With regard to the hypotensive effect of both treatments, we found that both lasers in the short run can be considered comparable. We found no significant differences in this effect in any of the postoperative assessments. Damji also detected no differences between these lasers when he treated 36 eyes of 34 patients with a 6-month follow-up.18 If we compare the pressure decrease noted at 6 months to those reported by other authors, the mean decrease of 22.2% noted in our patients is similar to the 19.3% described by Damji et al,18 the 25% by Gracner20 and the 20.1% by Latina et al,8 yet higher than the 15.6% reported by Kim and Moon et al.21 Lanzetta et al22 obtained a mean pressure decrease of 39.9% in eight eyes of six patients with a 6 week follow-up after treating 360° of the iridocorneal angle in a single session. Our percentage of responders (80% with pressure decrease ≥3 mmHg) is similar to the 70% published by Latina et al8 using the same criterion.

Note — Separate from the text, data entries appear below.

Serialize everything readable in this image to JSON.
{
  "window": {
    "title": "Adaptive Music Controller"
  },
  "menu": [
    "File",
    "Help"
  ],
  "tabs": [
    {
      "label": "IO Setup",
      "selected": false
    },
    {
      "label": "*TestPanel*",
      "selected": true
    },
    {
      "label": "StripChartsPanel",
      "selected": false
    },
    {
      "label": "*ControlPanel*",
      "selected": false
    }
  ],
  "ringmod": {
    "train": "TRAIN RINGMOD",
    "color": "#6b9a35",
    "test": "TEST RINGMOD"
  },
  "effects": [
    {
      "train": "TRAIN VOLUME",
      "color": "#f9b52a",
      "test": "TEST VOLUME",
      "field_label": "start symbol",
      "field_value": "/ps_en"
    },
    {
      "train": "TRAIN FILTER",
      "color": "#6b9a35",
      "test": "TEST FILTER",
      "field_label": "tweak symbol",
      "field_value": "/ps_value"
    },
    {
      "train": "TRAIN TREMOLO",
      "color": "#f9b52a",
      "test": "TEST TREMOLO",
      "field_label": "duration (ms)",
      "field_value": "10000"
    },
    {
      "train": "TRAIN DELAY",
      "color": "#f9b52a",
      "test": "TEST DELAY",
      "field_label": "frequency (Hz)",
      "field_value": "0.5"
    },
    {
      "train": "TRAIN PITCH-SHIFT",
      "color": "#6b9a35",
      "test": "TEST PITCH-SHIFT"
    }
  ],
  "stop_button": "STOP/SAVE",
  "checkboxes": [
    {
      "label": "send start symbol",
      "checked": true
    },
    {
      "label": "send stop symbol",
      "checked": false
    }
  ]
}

The most serious complication of ALT is the occurrence of an IOP spike in the immediate postoperative period.23,24 According to the Glaucoma Laser Trial Research Group,25 over 30% of the patients treated showed a 5 mmHg or greater increase in IOP. After treating 84 eyes with ALT, Rosenblatt and Luntz26 noted a positive correlation between the IOP rise in the immediate postoperative period and the energy released during treatment. Our results show a lower IOP rise 1 h after treatment in the SLT group (1.9 SD 3.4 mmHg vs 3.0 SD 4.8 mmHg), corresponding to the lower amount of energy released (group I: 48.3 SD 7.4 mJ vs group II: 4321 SD 241.7 mJ). Only two patients in each group showed a significant increase in the IOP greater or equal to 5 mmHg during treatment. In all four patients, IOP had returned to normal at 24 h post-treatment without the need for additional treatment.

Based on our results, we can conclude that SLT is an effective and safe tool for the treatment of glaucomas that are poorly controlled by medical treatment. Selective trabeculoplasty is a simple technique to perform even by an inexperienced ophthalmologist, since the large size of the spot avoids the need to locate the impact in a specific zone of the trabecular meshwork. The lower energy released during treatment and less inflammation produced in response to treatment means it is better tolerated by the patient. Owing to the novelty of this technique, its middle or long-term hypotensive effects have not been totally well established. The repercussions that the lower alterations produced in the trabecular meshwork can have in the retreatments and if these can have better results than those obtained with the conventional treatment must be analysed with the passage of time.